Epidemics and Superspreaders
The other half of the bit of synchronicity was a reading of Spillover, a book by science writer David Quammen on epidemiology and in particular about zoonosis, the spread of disease across species barriers, and it intrigued me that Quammen discusses the epidemiological concept of the “superspreader.”
The superspreader is “a patient who, for one reason or another, directly infects far more people than does the typical infected patient.” A superspreader is the fat tail, the outlier, of the mathematics of epidemiology. Public health officials have, it appears, only recently caught on to the fact that population estimates of the average rate of secondary infection (contagion) can obscure the degree of variation, and that success in containing an outbreak depends crucially on identifying and isolating the potential superspreaders.
If you, as a public health official, quarantine 49 infected patients but let one go, and that one is Typhoid Mary, you have failed.

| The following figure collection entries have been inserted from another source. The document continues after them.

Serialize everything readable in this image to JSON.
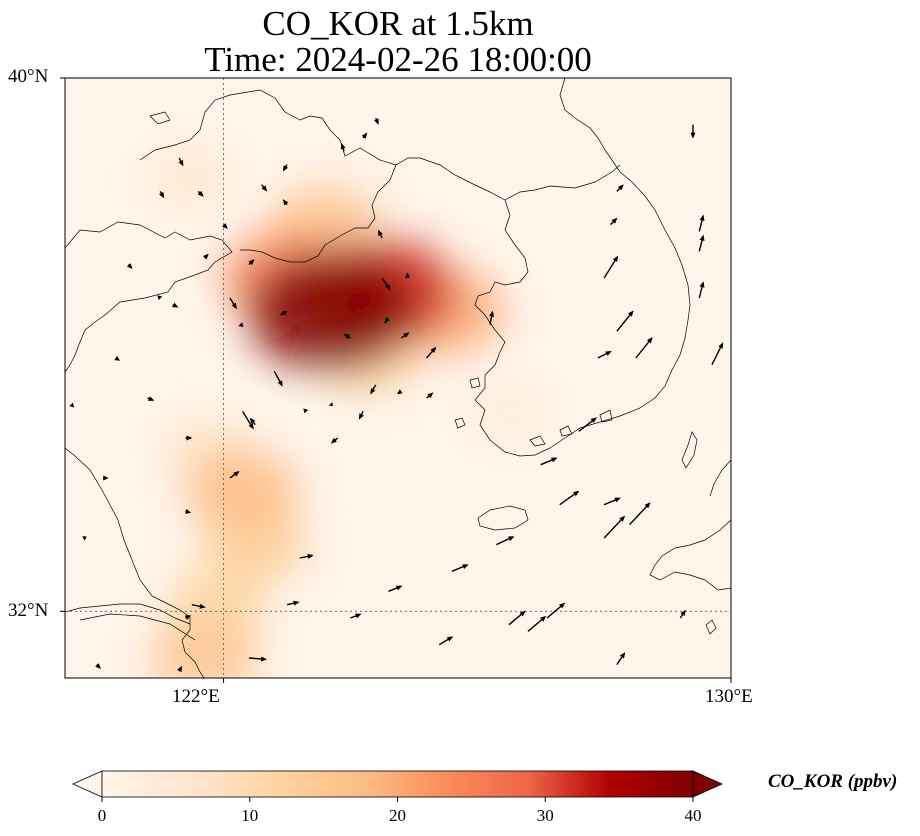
{
  "title": {
    "line1": "CO_KOR at 1.5km",
    "line2": "Time: 2024-02-26 18:00:00"
  },
  "map": {
    "extent": {
      "lon_min": 119.5,
      "lon_max": 130.0,
      "lat_min": 31.0,
      "lat_max": 40.0
    },
    "gridlines": {
      "lons": [
        122,
        130
      ],
      "lats": [
        32,
        40
      ],
      "style": "dotted"
    },
    "lon_ticks": [
      "122°E",
      "130°E"
    ],
    "lat_ticks": [
      "40°N",
      "32°N"
    ],
    "background_color": "#fff5eb",
    "coastline_color": "#000000"
  },
  "colorbar": {
    "label": "CO_KOR (ppbv)",
    "min": 0,
    "max": 40,
    "ticks": [
      0,
      10,
      20,
      30,
      40
    ],
    "colormap": "OrRd",
    "extend": "both"
  },
  "chart_data": {
    "type": "heatmap",
    "variable": "CO_KOR",
    "units": "ppbv",
    "level": "1.5km",
    "time": "2024-02-26 18:00:00",
    "plumes": [
      {
        "lon": 123.7,
        "lat": 36.5,
        "value": 40
      },
      {
        "lon": 124.5,
        "lat": 36.8,
        "value": 32
      },
      {
        "lon": 123.0,
        "lat": 37.0,
        "value": 24
      },
      {
        "lon": 123.6,
        "lat": 37.8,
        "value": 16
      },
      {
        "lon": 125.5,
        "lat": 36.5,
        "value": 20
      },
      {
        "lon": 124.3,
        "lat": 35.8,
        "value": 12
      },
      {
        "lon": 121.5,
        "lat": 38.5,
        "value": 6
      },
      {
        "lon": 121.8,
        "lat": 34.4,
        "value": 8
      },
      {
        "lon": 122.3,
        "lat": 33.8,
        "value": 18
      },
      {
        "lon": 122.5,
        "lat": 33.0,
        "value": 14
      },
      {
        "lon": 121.9,
        "lat": 32.1,
        "value": 12
      },
      {
        "lon": 121.7,
        "lat": 31.3,
        "value": 16
      },
      {
        "lon": 126.5,
        "lat": 35.0,
        "value": 4
      }
    ],
    "wind_vectors": [
      {
        "lon": 129.4,
        "lat": 39.3,
        "u": 0.0,
        "v": -1.0
      },
      {
        "lon": 126.2,
        "lat": 36.3,
        "u": 0.2,
        "v": 1.0
      },
      {
        "lon": 128.0,
        "lat": 37.0,
        "u": 1.0,
        "v": 1.6
      },
      {
        "lon": 128.2,
        "lat": 36.2,
        "u": 1.2,
        "v": 1.5
      },
      {
        "lon": 128.5,
        "lat": 35.8,
        "u": 1.2,
        "v": 1.5
      },
      {
        "lon": 129.7,
        "lat": 35.7,
        "u": 0.8,
        "v": 1.6
      },
      {
        "lon": 129.5,
        "lat": 37.7,
        "u": 0.3,
        "v": 1.2
      },
      {
        "lon": 129.5,
        "lat": 37.4,
        "u": 0.3,
        "v": 1.2
      },
      {
        "lon": 129.5,
        "lat": 36.7,
        "u": 0.3,
        "v": 1.2
      },
      {
        "lon": 128.1,
        "lat": 37.8,
        "u": 0.5,
        "v": 0.5
      },
      {
        "lon": 128.2,
        "lat": 38.3,
        "u": 0.5,
        "v": 0.5
      },
      {
        "lon": 127.9,
        "lat": 35.8,
        "u": 1.0,
        "v": 0.5
      },
      {
        "lon": 127.6,
        "lat": 34.7,
        "u": 1.3,
        "v": 1.0
      },
      {
        "lon": 127.0,
        "lat": 34.2,
        "u": 1.2,
        "v": 0.5
      },
      {
        "lon": 128.0,
        "lat": 33.6,
        "u": 1.2,
        "v": 0.5
      },
      {
        "lon": 127.3,
        "lat": 33.6,
        "u": 1.4,
        "v": 1.0
      },
      {
        "lon": 128.4,
        "lat": 33.3,
        "u": 1.5,
        "v": 1.6
      },
      {
        "lon": 128.0,
        "lat": 33.1,
        "u": 1.5,
        "v": 1.6
      },
      {
        "lon": 126.3,
        "lat": 33.0,
        "u": 1.3,
        "v": 0.6
      },
      {
        "lon": 125.6,
        "lat": 32.6,
        "u": 1.2,
        "v": 0.5
      },
      {
        "lon": 124.6,
        "lat": 32.3,
        "u": 1.0,
        "v": 0.4
      },
      {
        "lon": 123.2,
        "lat": 32.8,
        "u": 1.0,
        "v": 0.2
      },
      {
        "lon": 123.0,
        "lat": 32.1,
        "u": 0.9,
        "v": 0.2
      },
      {
        "lon": 124.0,
        "lat": 31.9,
        "u": 0.8,
        "v": 0.3
      },
      {
        "lon": 125.4,
        "lat": 31.5,
        "u": 1.0,
        "v": 0.6
      },
      {
        "lon": 126.5,
        "lat": 31.8,
        "u": 1.2,
        "v": 1.0
      },
      {
        "lon": 126.8,
        "lat": 31.7,
        "u": 1.3,
        "v": 1.1
      },
      {
        "lon": 127.1,
        "lat": 31.9,
        "u": 1.3,
        "v": 1.1
      },
      {
        "lon": 128.2,
        "lat": 31.2,
        "u": 0.6,
        "v": 0.9
      },
      {
        "lon": 129.2,
        "lat": 31.9,
        "u": 0.4,
        "v": 0.6
      },
      {
        "lon": 122.4,
        "lat": 31.3,
        "u": 1.3,
        "v": -0.1
      },
      {
        "lon": 121.5,
        "lat": 32.1,
        "u": 1.0,
        "v": -0.2
      },
      {
        "lon": 122.3,
        "lat": 35.0,
        "u": 0.8,
        "v": -1.3
      },
      {
        "lon": 122.8,
        "lat": 35.6,
        "u": 0.6,
        "v": -1.1
      },
      {
        "lon": 122.1,
        "lat": 36.7,
        "u": 0.5,
        "v": -0.8
      },
      {
        "lon": 122.4,
        "lat": 37.2,
        "u": 0.4,
        "v": 0.4
      },
      {
        "lon": 121.7,
        "lat": 37.3,
        "u": 0.3,
        "v": 0.3
      },
      {
        "lon": 121.2,
        "lat": 36.6,
        "u": 0.4,
        "v": -0.2
      },
      {
        "lon": 120.8,
        "lat": 35.2,
        "u": 0.5,
        "v": -0.2
      },
      {
        "lon": 122.6,
        "lat": 38.4,
        "u": 0.4,
        "v": -0.5
      },
      {
        "lon": 121.3,
        "lat": 38.8,
        "u": 0.3,
        "v": -0.6
      },
      {
        "lon": 121.6,
        "lat": 38.3,
        "u": 0.4,
        "v": -0.4
      },
      {
        "lon": 122.0,
        "lat": 37.8,
        "u": 0.3,
        "v": -0.3
      },
      {
        "lon": 121.0,
        "lat": 38.3,
        "u": 0.3,
        "v": -0.5
      },
      {
        "lon": 120.5,
        "lat": 37.2,
        "u": 0.3,
        "v": -0.3
      },
      {
        "lon": 120.3,
        "lat": 35.8,
        "u": 0.3,
        "v": -0.2
      },
      {
        "lon": 121.4,
        "lat": 34.6,
        "u": 0.5,
        "v": 0.0
      },
      {
        "lon": 121.4,
        "lat": 33.5,
        "u": 0.4,
        "v": -0.1
      },
      {
        "lon": 122.1,
        "lat": 34.0,
        "u": 0.7,
        "v": 0.5
      },
      {
        "lon": 121.4,
        "lat": 31.9,
        "u": 0.4,
        "v": 0.2
      },
      {
        "lon": 120.1,
        "lat": 34.0,
        "u": 0.4,
        "v": 0.0
      },
      {
        "lon": 120.0,
        "lat": 31.2,
        "u": 0.3,
        "v": -0.3
      },
      {
        "lon": 119.8,
        "lat": 33.1,
        "u": 0.2,
        "v": 0.1
      },
      {
        "lon": 119.6,
        "lat": 35.1,
        "u": 0.2,
        "v": -0.2
      },
      {
        "lon": 121.3,
        "lat": 31.1,
        "u": 0.2,
        "v": 0.4
      },
      {
        "lon": 124.2,
        "lat": 39.1,
        "u": 0.3,
        "v": 0.4
      },
      {
        "lon": 124.4,
        "lat": 39.4,
        "u": 0.2,
        "v": -0.5
      },
      {
        "lon": 124.9,
        "lat": 37.0,
        "u": 0.0,
        "v": 0.4
      },
      {
        "lon": 125.2,
        "lat": 35.8,
        "u": 0.7,
        "v": 0.8
      },
      {
        "lon": 124.5,
        "lat": 37.6,
        "u": -0.3,
        "v": 0.6
      },
      {
        "lon": 124.0,
        "lat": 36.1,
        "u": -0.5,
        "v": 0.3
      },
      {
        "lon": 123.0,
        "lat": 36.5,
        "u": -0.5,
        "v": -0.3
      },
      {
        "lon": 124.5,
        "lat": 37.0,
        "u": 0.6,
        "v": -0.9
      },
      {
        "lon": 124.2,
        "lat": 35.0,
        "u": -0.3,
        "v": -0.6
      },
      {
        "lon": 124.4,
        "lat": 35.4,
        "u": -0.4,
        "v": -0.7
      },
      {
        "lon": 123.8,
        "lat": 34.6,
        "u": -0.5,
        "v": -0.4
      },
      {
        "lon": 123.7,
        "lat": 35.1,
        "u": 0.1,
        "v": -0.1
      },
      {
        "lon": 122.5,
        "lat": 34.8,
        "u": -0.4,
        "v": 0.5
      },
      {
        "lon": 123.3,
        "lat": 35.0,
        "u": -0.2,
        "v": 0.2
      },
      {
        "lon": 124.8,
        "lat": 35.3,
        "u": -0.3,
        "v": -0.2
      },
      {
        "lon": 124.8,
        "lat": 36.1,
        "u": 0.6,
        "v": 0.4
      },
      {
        "lon": 125.2,
        "lat": 35.2,
        "u": 0.5,
        "v": 0.4
      },
      {
        "lon": 124.6,
        "lat": 36.4,
        "u": -0.3,
        "v": -0.4
      },
      {
        "lon": 123.0,
        "lat": 38.1,
        "u": -0.3,
        "v": 0.4
      },
      {
        "lon": 122.3,
        "lat": 36.3,
        "u": -0.3,
        "v": -0.1
      },
      {
        "lon": 121.0,
        "lat": 36.7,
        "u": -0.2,
        "v": 0.2
      },
      {
        "lon": 123.9,
        "lat": 38.9,
        "u": -0.2,
        "v": 0.6
      },
      {
        "lon": 123.0,
        "lat": 38.7,
        "u": -0.3,
        "v": -0.5
      }
    ]
  }
}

In this context, at least, it is self-defeating to create a model for normalcy when your concern ought precisely to be with a certain sort of outlier.
My own tentative conclusion: leave the EH to the academic economists, who may get some mileage out of throwing away the outliers. Alpha hunters and their risk managers are roughly in the position of public health officials. If you’ve bet the firm on the proposition that whenever X (above) equals 2.2, Y will equal 22, you have failed.